Reizmagen-Schmerzen sind keine Einbildung |
08.06.1998 00:00 Uhr |
Medizin
Daß eine gestörte Motilität der Speiseröhre und/oder des Magens und
Darms funktionelle Dyspepsien auslöst, ist bekannt. Daß aber eine gestörte
viscerale Nociception gegenüber physikalisch-chemischen Stimuli die
Reizmagensymptomatik zusätzlich anfacht, konnte erst in letzter Zeit
definitiv bewiesen werden, sagte Dr. Gerald Holtmann, Universitätsklinikum
Essen, auf einer von der Gastro-Liga ausgerichteten Veranstaltung.
Patienten mit funktionellen Magen-Darm-Erkrankungen nehmen mechanische und
wahrscheinlich auch chemische Reize stärker wahr als gesunde Kontrollpersonen.
Die Ursachen dieser visceralen Hyperalgesie sind bislang nicht eindeutig geklärt.
Wahrscheinlich lösen verschiedene Pathomechanismen das extreme
Schmerzempfinden aus.
So ist bekannt, daß nach akuten gastrointestinalen Infektionen ein Teil der Patienten
persistierende funktionelle Magen-Darm-Erkrankungen davontragen. Außerdem
zeigen Patienten mit einer ausgeprägten Immunantwort auf Helicobacter pylori
niedrigere Wahrnehmungsschwellen als Personen mit H.-pylori-Infektion und nur
moderater Immunantwort oder Personen ohne H.-pylori-Infektion. Ob allerdings
den Patienten mit ausgeprägter Immunantwort die Sanierung der H.-pylori-Infektion
zu einem normalen Schmerzempfinden verhelfen könnte, steht noch in den Sternen.

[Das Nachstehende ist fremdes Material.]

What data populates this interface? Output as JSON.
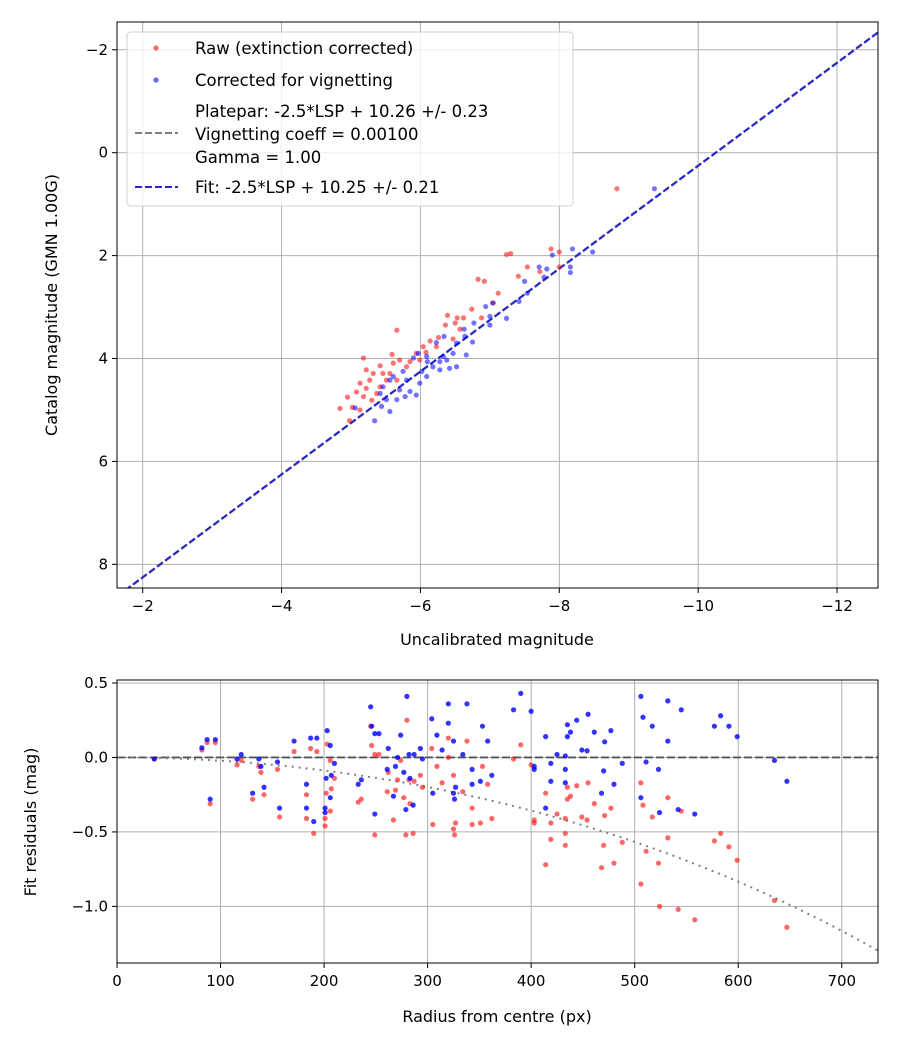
{
  "chart_data": [
    {
      "type": "scatter",
      "title": "",
      "xlabel": "Uncalibrated magnitude",
      "ylabel": "Catalog magnitude (GMN 1.00G)",
      "xlim": [
        -1.63,
        -12.59
      ],
      "ylim": [
        8.46,
        -2.54
      ],
      "grid": true,
      "legend_placement": "top-left",
      "xticks": [
        -2,
        -4,
        -6,
        -8,
        -10,
        -12
      ],
      "xtick_labels": [
        "−2",
        "−4",
        "−6",
        "−8",
        "−10",
        "−12"
      ],
      "yticks": [
        -2,
        0,
        2,
        4,
        6,
        8
      ],
      "ytick_labels": [
        "−2",
        "0",
        "2",
        "4",
        "6",
        "8"
      ],
      "legend": {
        "raw": "Raw (extinction corrected)",
        "corrected": "Corrected for vignetting",
        "platepar_line1": "Platepar: -2.5*LSP + 10.26 +/- 0.23",
        "platepar_line2": "Vignetting coeff = 0.00100",
        "platepar_line3": "Gamma = 1.00",
        "fit": "Fit: -2.5*LSP + 10.25 +/- 0.21"
      },
      "colors": {
        "raw": "#ff0000",
        "corrected": "#0000ff",
        "platepar": "#808080",
        "fit": "#2424d0"
      },
      "platepar_line": {
        "slope": 1,
        "intercept": 10.26
      },
      "fit_line": {
        "slope": 1,
        "intercept": 10.25
      },
      "series": [
        {
          "name": "Raw (extinction corrected)",
          "points": [
            [
              -8.83,
              0.7
            ],
            [
              -7.24,
              1.98
            ],
            [
              -7.3,
              1.96
            ],
            [
              -7.88,
              1.87
            ],
            [
              -8.0,
              1.93
            ],
            [
              -7.54,
              2.22
            ],
            [
              -7.41,
              2.4
            ],
            [
              -6.83,
              2.46
            ],
            [
              -6.92,
              2.5
            ],
            [
              -8.0,
              2.22
            ],
            [
              -7.72,
              2.31
            ],
            [
              -7.12,
              2.73
            ],
            [
              -6.74,
              3.04
            ],
            [
              -7.05,
              2.92
            ],
            [
              -6.39,
              3.16
            ],
            [
              -6.53,
              3.21
            ],
            [
              -6.62,
              3.21
            ],
            [
              -6.36,
              3.35
            ],
            [
              -5.66,
              3.45
            ],
            [
              -6.5,
              3.31
            ],
            [
              -6.88,
              3.21
            ],
            [
              -6.57,
              3.43
            ],
            [
              -6.14,
              3.66
            ],
            [
              -6.26,
              3.59
            ],
            [
              -6.47,
              3.62
            ],
            [
              -5.94,
              3.9
            ],
            [
              -6.08,
              3.88
            ],
            [
              -5.85,
              4.06
            ],
            [
              -5.59,
              3.92
            ],
            [
              -5.61,
              4.09
            ],
            [
              -5.18,
              3.99
            ],
            [
              -5.42,
              4.14
            ],
            [
              -5.32,
              4.29
            ],
            [
              -5.27,
              4.42
            ],
            [
              -5.46,
              4.29
            ],
            [
              -5.13,
              4.48
            ],
            [
              -5.22,
              4.58
            ],
            [
              -5.08,
              4.65
            ],
            [
              -5.56,
              4.29
            ],
            [
              -5.37,
              4.68
            ],
            [
              -5.18,
              4.74
            ],
            [
              -5.3,
              4.81
            ],
            [
              -4.84,
              4.97
            ],
            [
              -4.98,
              5.21
            ],
            [
              -5.51,
              4.42
            ],
            [
              -5.8,
              4.16
            ],
            [
              -5.66,
              4.42
            ],
            [
              -5.42,
              4.55
            ],
            [
              -5.13,
              5.0
            ],
            [
              -5.22,
              4.22
            ],
            [
              -5.7,
              4.03
            ],
            [
              -5.99,
              4.03
            ],
            [
              -6.04,
              3.77
            ],
            [
              -6.23,
              3.77
            ],
            [
              -5.02,
              4.95
            ],
            [
              -4.95,
              4.75
            ]
          ]
        },
        {
          "name": "Corrected for vignetting",
          "points": [
            [
              -9.37,
              0.7
            ],
            [
              -8.19,
              1.87
            ],
            [
              -8.48,
              1.93
            ],
            [
              -7.9,
              1.99
            ],
            [
              -7.71,
              2.22
            ],
            [
              -7.82,
              2.26
            ],
            [
              -8.16,
              2.22
            ],
            [
              -8.16,
              2.33
            ],
            [
              -7.78,
              2.42
            ],
            [
              -7.5,
              2.5
            ],
            [
              -7.54,
              2.73
            ],
            [
              -7.42,
              2.89
            ],
            [
              -6.94,
              2.99
            ],
            [
              -7.04,
              2.92
            ],
            [
              -7.24,
              3.22
            ],
            [
              -7.0,
              3.18
            ],
            [
              -6.77,
              3.31
            ],
            [
              -7.0,
              3.35
            ],
            [
              -6.63,
              3.43
            ],
            [
              -6.64,
              3.57
            ],
            [
              -6.75,
              3.68
            ],
            [
              -6.34,
              3.57
            ],
            [
              -6.23,
              3.69
            ],
            [
              -6.52,
              3.7
            ],
            [
              -6.66,
              3.93
            ],
            [
              -6.47,
              3.9
            ],
            [
              -6.33,
              3.96
            ],
            [
              -6.09,
              3.96
            ],
            [
              -5.97,
              3.9
            ],
            [
              -5.9,
              3.99
            ],
            [
              -6.18,
              4.16
            ],
            [
              -6.28,
              4.22
            ],
            [
              -6.42,
              4.19
            ],
            [
              -6.52,
              4.16
            ],
            [
              -6.09,
              4.35
            ],
            [
              -5.99,
              4.48
            ],
            [
              -5.8,
              4.42
            ],
            [
              -5.75,
              4.25
            ],
            [
              -5.61,
              4.35
            ],
            [
              -5.56,
              4.42
            ],
            [
              -5.46,
              4.55
            ],
            [
              -5.42,
              4.68
            ],
            [
              -5.51,
              4.8
            ],
            [
              -5.44,
              4.93
            ],
            [
              -5.56,
              5.03
            ],
            [
              -5.34,
              5.21
            ],
            [
              -5.06,
              4.96
            ],
            [
              -5.94,
              4.71
            ],
            [
              -5.78,
              4.74
            ],
            [
              -5.85,
              4.64
            ],
            [
              -5.7,
              4.61
            ],
            [
              -5.66,
              4.8
            ],
            [
              -6.02,
              4.25
            ],
            [
              -6.1,
              4.06
            ],
            [
              -6.28,
              4.06
            ],
            [
              -6.38,
              4.03
            ]
          ]
        }
      ]
    },
    {
      "type": "scatter",
      "title": "",
      "xlabel": "Radius from centre (px)",
      "ylabel": "Fit residuals (mag)",
      "xlim": [
        0,
        735
      ],
      "ylim": [
        -1.38,
        0.52
      ],
      "grid": true,
      "xticks": [
        0,
        100,
        200,
        300,
        400,
        500,
        600,
        700
      ],
      "xtick_labels": [
        "0",
        "100",
        "200",
        "300",
        "400",
        "500",
        "600",
        "700"
      ],
      "yticks": [
        0.5,
        0.0,
        -0.5,
        -1.0
      ],
      "ytick_labels": [
        "0.5",
        "0.0",
        "−0.5",
        "−1.0"
      ],
      "zero_line": 0,
      "vignetting_coeff": 0.001,
      "colors": {
        "raw": "#ff0000",
        "corrected": "#0000ff",
        "zero": "#555555",
        "model": "#808080"
      },
      "columns": [
        "radius",
        "raw_residual",
        "corrected_residual"
      ],
      "points": [
        [
          36,
          -0.01,
          -0.01
        ],
        [
          82,
          0.05,
          0.065
        ],
        [
          87,
          0.1,
          0.12
        ],
        [
          95,
          0.1,
          0.12
        ],
        [
          90,
          -0.31,
          -0.28
        ],
        [
          116,
          -0.05,
          -0.01
        ],
        [
          120,
          -0.02,
          0.02
        ],
        [
          131,
          -0.28,
          -0.24
        ],
        [
          137,
          -0.06,
          -0.01
        ],
        [
          139,
          -0.1,
          -0.06
        ],
        [
          142,
          -0.25,
          -0.2
        ],
        [
          155,
          -0.08,
          -0.03
        ],
        [
          157,
          -0.4,
          -0.34
        ],
        [
          171,
          0.04,
          0.11
        ],
        [
          183,
          -0.25,
          -0.18
        ],
        [
          183,
          -0.41,
          -0.34
        ],
        [
          187,
          0.06,
          0.13
        ],
        [
          190,
          -0.51,
          -0.43
        ],
        [
          193,
          0.04,
          0.13
        ],
        [
          201,
          -0.41,
          -0.34
        ],
        [
          201,
          -0.46,
          -0.37
        ],
        [
          202,
          -0.24,
          -0.14
        ],
        [
          203,
          0.09,
          0.18
        ],
        [
          206,
          -0.02,
          0.08
        ],
        [
          207,
          -0.21,
          -0.12
        ],
        [
          206,
          -0.36,
          -0.27
        ],
        [
          210,
          -0.14,
          -0.04
        ],
        [
          233,
          -0.3,
          -0.18
        ],
        [
          236,
          -0.28,
          -0.15
        ],
        [
          245,
          0.21,
          0.34
        ],
        [
          246,
          0.08,
          0.21
        ],
        [
          249,
          0.02,
          0.16
        ],
        [
          253,
          0.02,
          0.16
        ],
        [
          249,
          -0.52,
          -0.38
        ],
        [
          262,
          -0.1,
          0.06
        ],
        [
          261,
          -0.23,
          -0.08
        ],
        [
          269,
          -0.22,
          -0.06
        ],
        [
          267,
          -0.42,
          -0.26
        ],
        [
          271,
          -0.15,
          0.0
        ],
        [
          274,
          -0.02,
          0.15
        ],
        [
          280,
          0.25,
          0.41
        ],
        [
          277,
          -0.27,
          -0.1
        ],
        [
          279,
          -0.52,
          -0.35
        ],
        [
          282,
          -0.15,
          0.02
        ],
        [
          283,
          -0.31,
          -0.14
        ],
        [
          286,
          -0.51,
          -0.32
        ],
        [
          287,
          -0.16,
          0.02
        ],
        [
          293,
          -0.12,
          0.06
        ],
        [
          295,
          -0.2,
          -0.01
        ],
        [
          304,
          0.06,
          0.26
        ],
        [
          305,
          -0.45,
          -0.24
        ],
        [
          309,
          -0.06,
          0.15
        ],
        [
          314,
          -0.17,
          0.05
        ],
        [
          320,
          0.13,
          0.36
        ],
        [
          320,
          0.0,
          0.23
        ],
        [
          325,
          -0.12,
          0.11
        ],
        [
          325,
          -0.48,
          -0.24
        ],
        [
          326,
          -0.52,
          -0.28
        ],
        [
          327,
          -0.44,
          -0.2
        ],
        [
          334,
          -0.23,
          0.02
        ],
        [
          338,
          0.11,
          0.36
        ],
        [
          343,
          -0.34,
          -0.08
        ],
        [
          343,
          -0.45,
          -0.18
        ],
        [
          351,
          -0.44,
          -0.16
        ],
        [
          353,
          -0.06,
          0.21
        ],
        [
          358,
          -0.18,
          0.11
        ],
        [
          362,
          -0.41,
          -0.12
        ],
        [
          383,
          -0.01,
          0.32
        ],
        [
          390,
          0.085,
          0.43
        ],
        [
          400,
          -0.05,
          0.31
        ],
        [
          403,
          -0.42,
          -0.06
        ],
        [
          403,
          -0.44,
          -0.08
        ],
        [
          414,
          -0.24,
          0.14
        ],
        [
          414,
          -0.72,
          -0.34
        ],
        [
          419,
          -0.44,
          -0.04
        ],
        [
          419,
          -0.55,
          -0.16
        ],
        [
          425,
          -0.38,
          0.02
        ],
        [
          433,
          -0.51,
          0.01
        ],
        [
          433,
          -0.59,
          -0.17
        ],
        [
          433,
          -0.41,
          -0.08
        ],
        [
          435,
          -0.2,
          0.22
        ],
        [
          435,
          -0.28,
          0.14
        ],
        [
          438,
          -0.26,
          0.17
        ],
        [
          444,
          -0.19,
          0.25
        ],
        [
          449,
          -0.4,
          0.05
        ],
        [
          454,
          -0.42,
          0.045
        ],
        [
          455,
          -0.17,
          0.29
        ],
        [
          461,
          -0.31,
          0.17
        ],
        [
          468,
          -0.74,
          -0.24
        ],
        [
          470,
          -0.59,
          -0.09
        ],
        [
          471,
          -0.39,
          0.105
        ],
        [
          477,
          -0.34,
          0.18
        ],
        [
          480,
          -0.71,
          -0.18
        ],
        [
          488,
          -0.57,
          -0.04
        ],
        [
          506,
          -0.17,
          0.41
        ],
        [
          506,
          -0.85,
          -0.27
        ],
        [
          508,
          -0.32,
          0.27
        ],
        [
          511,
          -0.63,
          -0.03
        ],
        [
          517,
          -0.4,
          0.21
        ],
        [
          523,
          -0.71,
          -0.08
        ],
        [
          524,
          -1.0,
          -0.37
        ],
        [
          532,
          -0.27,
          0.38
        ],
        [
          532,
          -0.54,
          0.11
        ],
        [
          542,
          -1.02,
          -0.35
        ],
        [
          545,
          -0.36,
          0.32
        ],
        [
          558,
          -1.09,
          -0.38
        ],
        [
          577,
          -0.56,
          0.21
        ],
        [
          583,
          -0.51,
          0.28
        ],
        [
          591,
          -0.6,
          0.21
        ],
        [
          599,
          -0.69,
          0.14
        ],
        [
          635,
          -0.96,
          -0.02
        ],
        [
          647,
          -1.14,
          -0.16
        ]
      ]
    }
  ]
}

Tierexperimentelle Untersuchungen beweisen, daß eine gestörte Funktion des
Nervus vagus in einer visceralen Hyperalgesie mündet. Bei Reizmagen-Patienten
sind Störungen des Nervus vagus häufig. So ist die Antwort auf eine
Insulinhypoglykämie, die ein Marker für die Integrität der vagalen Funktion ist,
signifikant vermindert, und Patienten mit einer gestörten Vagusfunktion weisen
signifikant niedrigere Wahrnehmungsschwellen auf als gesunde Kontrollpersonen.
Bei Patienten mit funktioneller Dyspepsie sind nicht nur periphere, sondern auch
zentrale Funktionen verändert. Mit Hilfe der Positronen-Emission-Tomographie ist
nachzuweisen, daß bei Reizmagen-Patienten und Gesunden das ZNS unterschiedlich
aktiviert wird, wenn das Rektum mechanisch gedehnt wird. Dies könnte eine
veränderte zerebrale Verarbeitung visceraler Informationen bedeuten.